PEP8 (Python) is basically saying "Don't golf your code". Every single "Don't do X" is a tip for golfing in Python :P
CMC: Reverse an array using only ASCII characters in your code
 
Just use normal programming languages.
@cairdcoinheringaahing Jelly, 1 byte: U
 
@user202729 I realised after I posted it that U exists in Jelly. I had a 2 byte solution: m-
 
Pyke, 1 byte: _
 
Mathematica, 7 bytes: Reverse
 
2:47 PM
Python, 8 bytes: reversed
 
C++, ??? bytes: #include<vector>¶#include<algorithm>¶[](std::vector<int>a){std::reverse(a.begin‌​(),a.end());return a;} (not tested yet, hopefully correct)
 
> #include<algorithm>
C++ tells you what method to do code in?
 
I don't understand what you are asking.
 
@user202729 Never mind
 
@cairdcoinheringaahing 05ab1e, 1 byte: R
 
2:55 PM
8
A: Golf a number bigger than TREE(3)

Simply Beautiful ArtRuby, 348 bytes, fψ0(ψ9(9))(9) where f is the fast growing hierarchy and ψ is an ordinal collapsing function described below.

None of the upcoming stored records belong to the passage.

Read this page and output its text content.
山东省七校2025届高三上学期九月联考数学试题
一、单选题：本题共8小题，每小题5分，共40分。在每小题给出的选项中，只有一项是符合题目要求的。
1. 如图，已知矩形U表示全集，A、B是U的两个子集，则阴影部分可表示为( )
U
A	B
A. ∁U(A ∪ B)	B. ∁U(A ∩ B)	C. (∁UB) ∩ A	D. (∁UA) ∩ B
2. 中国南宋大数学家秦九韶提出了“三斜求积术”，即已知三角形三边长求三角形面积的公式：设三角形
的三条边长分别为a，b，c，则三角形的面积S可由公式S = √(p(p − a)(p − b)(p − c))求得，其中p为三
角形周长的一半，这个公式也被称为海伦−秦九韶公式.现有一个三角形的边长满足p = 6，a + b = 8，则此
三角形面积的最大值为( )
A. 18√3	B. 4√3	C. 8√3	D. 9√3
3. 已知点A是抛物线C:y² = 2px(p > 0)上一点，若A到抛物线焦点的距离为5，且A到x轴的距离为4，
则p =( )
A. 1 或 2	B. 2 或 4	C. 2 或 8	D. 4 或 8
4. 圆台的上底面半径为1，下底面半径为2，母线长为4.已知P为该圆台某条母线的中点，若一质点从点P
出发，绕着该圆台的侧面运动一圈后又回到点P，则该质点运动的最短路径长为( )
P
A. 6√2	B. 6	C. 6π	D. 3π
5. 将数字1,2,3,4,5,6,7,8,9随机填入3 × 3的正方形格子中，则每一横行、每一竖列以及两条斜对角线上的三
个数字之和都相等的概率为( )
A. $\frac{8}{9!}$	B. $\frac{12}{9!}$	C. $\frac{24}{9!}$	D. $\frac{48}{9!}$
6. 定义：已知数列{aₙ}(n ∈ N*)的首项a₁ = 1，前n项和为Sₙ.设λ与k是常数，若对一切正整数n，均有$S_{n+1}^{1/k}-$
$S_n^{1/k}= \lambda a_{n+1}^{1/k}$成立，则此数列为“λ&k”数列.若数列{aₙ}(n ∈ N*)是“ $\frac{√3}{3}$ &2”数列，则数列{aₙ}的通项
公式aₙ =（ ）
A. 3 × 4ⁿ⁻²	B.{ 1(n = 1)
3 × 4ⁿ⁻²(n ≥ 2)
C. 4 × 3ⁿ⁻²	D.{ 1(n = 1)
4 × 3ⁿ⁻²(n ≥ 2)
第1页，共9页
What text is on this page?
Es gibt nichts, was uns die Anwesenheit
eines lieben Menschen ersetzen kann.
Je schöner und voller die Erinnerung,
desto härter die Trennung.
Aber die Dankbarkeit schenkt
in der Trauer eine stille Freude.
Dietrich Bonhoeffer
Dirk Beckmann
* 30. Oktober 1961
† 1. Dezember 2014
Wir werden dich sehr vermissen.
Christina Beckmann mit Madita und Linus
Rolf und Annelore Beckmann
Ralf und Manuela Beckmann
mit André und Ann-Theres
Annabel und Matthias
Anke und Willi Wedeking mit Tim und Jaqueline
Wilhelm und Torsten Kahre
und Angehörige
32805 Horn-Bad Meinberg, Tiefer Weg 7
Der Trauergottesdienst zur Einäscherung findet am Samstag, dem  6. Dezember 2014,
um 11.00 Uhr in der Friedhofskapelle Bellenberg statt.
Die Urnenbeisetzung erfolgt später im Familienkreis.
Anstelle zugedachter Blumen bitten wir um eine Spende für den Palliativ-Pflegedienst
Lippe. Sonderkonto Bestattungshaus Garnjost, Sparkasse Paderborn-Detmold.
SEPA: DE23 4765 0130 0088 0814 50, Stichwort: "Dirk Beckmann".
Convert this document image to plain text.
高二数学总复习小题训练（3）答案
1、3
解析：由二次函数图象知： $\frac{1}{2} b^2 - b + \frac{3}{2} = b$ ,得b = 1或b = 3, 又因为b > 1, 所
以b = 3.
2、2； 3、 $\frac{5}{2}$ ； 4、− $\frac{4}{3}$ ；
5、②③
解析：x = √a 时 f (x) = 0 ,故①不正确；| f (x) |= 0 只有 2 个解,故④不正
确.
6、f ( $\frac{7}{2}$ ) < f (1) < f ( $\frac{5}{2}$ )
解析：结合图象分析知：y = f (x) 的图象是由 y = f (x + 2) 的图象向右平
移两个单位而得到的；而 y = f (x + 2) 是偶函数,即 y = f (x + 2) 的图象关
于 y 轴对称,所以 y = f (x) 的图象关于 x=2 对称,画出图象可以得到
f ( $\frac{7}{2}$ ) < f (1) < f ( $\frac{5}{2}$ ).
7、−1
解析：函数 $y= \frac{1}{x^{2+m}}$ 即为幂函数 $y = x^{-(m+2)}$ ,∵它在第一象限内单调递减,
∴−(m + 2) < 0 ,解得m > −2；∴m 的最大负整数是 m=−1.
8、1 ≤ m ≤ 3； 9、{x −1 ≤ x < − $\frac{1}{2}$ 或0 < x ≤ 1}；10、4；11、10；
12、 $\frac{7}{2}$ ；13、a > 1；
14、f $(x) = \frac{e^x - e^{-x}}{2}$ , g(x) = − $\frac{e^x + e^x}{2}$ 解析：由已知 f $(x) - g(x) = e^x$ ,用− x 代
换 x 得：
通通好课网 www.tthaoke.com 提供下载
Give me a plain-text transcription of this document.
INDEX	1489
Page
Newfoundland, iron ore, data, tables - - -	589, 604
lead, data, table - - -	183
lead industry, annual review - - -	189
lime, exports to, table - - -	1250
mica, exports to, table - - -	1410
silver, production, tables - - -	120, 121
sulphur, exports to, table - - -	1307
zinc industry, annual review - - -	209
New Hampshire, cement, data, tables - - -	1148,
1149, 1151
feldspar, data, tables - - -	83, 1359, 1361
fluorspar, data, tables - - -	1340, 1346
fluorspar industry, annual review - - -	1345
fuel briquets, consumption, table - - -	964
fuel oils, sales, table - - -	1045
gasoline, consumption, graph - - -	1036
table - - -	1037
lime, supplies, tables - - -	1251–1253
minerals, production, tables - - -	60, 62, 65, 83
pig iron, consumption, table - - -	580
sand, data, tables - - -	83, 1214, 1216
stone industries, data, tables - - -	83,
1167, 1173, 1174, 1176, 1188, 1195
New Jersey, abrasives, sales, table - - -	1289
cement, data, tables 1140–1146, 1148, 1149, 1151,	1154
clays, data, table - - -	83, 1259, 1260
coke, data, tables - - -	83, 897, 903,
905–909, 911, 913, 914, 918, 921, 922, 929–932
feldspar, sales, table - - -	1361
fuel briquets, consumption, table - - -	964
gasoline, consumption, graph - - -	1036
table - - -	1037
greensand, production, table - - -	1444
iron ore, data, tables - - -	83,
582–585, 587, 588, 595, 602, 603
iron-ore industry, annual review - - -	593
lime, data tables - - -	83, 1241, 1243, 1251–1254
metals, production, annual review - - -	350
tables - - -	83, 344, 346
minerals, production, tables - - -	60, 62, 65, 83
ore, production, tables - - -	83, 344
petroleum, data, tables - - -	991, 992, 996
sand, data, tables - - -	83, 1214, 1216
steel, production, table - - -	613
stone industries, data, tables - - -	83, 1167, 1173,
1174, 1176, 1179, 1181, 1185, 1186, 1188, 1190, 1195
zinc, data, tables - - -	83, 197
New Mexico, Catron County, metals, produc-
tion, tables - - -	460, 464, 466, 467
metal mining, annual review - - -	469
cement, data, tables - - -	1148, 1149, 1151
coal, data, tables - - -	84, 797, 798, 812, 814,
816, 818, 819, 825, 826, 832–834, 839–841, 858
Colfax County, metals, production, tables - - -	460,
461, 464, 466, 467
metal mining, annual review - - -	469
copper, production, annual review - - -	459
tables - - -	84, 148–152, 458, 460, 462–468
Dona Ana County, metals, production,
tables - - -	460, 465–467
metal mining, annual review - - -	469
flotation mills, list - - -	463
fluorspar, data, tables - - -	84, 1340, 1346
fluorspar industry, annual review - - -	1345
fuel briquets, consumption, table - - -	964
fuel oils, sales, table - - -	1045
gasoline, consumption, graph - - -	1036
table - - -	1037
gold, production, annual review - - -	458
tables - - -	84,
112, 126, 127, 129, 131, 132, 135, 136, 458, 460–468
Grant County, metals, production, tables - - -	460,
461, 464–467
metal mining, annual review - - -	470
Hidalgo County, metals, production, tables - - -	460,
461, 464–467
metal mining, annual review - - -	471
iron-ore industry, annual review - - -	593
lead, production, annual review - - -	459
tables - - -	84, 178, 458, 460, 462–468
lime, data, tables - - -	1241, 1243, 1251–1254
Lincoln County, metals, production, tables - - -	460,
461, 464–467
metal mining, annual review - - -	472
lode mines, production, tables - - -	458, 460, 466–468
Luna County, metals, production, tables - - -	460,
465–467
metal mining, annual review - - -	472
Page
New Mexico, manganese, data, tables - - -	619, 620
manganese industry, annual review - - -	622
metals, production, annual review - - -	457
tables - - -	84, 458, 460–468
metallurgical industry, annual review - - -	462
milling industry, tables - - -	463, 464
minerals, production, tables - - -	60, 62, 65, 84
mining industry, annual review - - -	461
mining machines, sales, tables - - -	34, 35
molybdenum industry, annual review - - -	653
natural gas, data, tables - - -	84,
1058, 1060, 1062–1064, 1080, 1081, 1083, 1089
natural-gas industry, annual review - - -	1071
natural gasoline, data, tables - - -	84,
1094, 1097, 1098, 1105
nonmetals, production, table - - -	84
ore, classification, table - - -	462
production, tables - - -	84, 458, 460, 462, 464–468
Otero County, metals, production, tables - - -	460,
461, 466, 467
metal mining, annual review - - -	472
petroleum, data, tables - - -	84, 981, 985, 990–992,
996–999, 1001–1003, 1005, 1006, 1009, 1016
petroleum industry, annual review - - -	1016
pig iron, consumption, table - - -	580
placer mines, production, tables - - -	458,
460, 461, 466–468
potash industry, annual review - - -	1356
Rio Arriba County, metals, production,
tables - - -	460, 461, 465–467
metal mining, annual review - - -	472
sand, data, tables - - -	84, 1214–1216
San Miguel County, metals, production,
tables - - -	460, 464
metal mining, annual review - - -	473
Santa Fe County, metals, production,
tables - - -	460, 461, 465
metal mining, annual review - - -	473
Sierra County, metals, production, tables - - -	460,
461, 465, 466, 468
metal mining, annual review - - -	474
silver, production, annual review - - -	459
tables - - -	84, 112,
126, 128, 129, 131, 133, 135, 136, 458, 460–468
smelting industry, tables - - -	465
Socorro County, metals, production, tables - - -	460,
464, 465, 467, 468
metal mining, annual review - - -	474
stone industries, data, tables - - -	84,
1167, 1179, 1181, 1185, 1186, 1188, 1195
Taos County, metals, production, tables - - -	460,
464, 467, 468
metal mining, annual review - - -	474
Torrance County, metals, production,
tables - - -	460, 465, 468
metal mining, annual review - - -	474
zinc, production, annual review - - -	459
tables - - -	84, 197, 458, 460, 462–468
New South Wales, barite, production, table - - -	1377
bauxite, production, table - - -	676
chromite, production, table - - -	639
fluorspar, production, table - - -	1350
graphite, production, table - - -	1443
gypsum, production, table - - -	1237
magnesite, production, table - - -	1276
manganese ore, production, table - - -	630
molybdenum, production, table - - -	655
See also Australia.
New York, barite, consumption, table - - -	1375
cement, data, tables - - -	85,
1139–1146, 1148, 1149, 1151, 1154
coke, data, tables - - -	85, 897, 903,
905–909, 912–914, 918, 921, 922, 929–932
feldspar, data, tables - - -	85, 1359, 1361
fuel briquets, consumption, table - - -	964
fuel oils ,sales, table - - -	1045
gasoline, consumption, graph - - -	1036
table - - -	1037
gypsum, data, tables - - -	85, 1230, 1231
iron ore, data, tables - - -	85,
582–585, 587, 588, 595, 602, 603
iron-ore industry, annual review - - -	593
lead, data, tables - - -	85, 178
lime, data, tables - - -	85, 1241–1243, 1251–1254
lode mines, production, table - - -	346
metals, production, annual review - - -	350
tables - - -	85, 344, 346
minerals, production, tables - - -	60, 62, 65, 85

Try it online! def f(b,n=0,x=0)c,d=b;n<1?(b.class!=Array):x>0?(n.times{n+=b==1?n:f(f(b,n),n,1)};n):f(b)?(b>1?b-1:n):b.size>2?h(n,c,d):f(d)?(d>1?[c,d-1]:d>0?c:[c,n]):[c,...

in Primes and Squares, 2 hours ago, by Simply Beautiful Art
Does anyone think my explanation is too advanced/complicated and that I need to dumb it down?
 
@SimplyBeautifulArt Explanations never need to be dumbed down. Some will understand, some won't. That's that.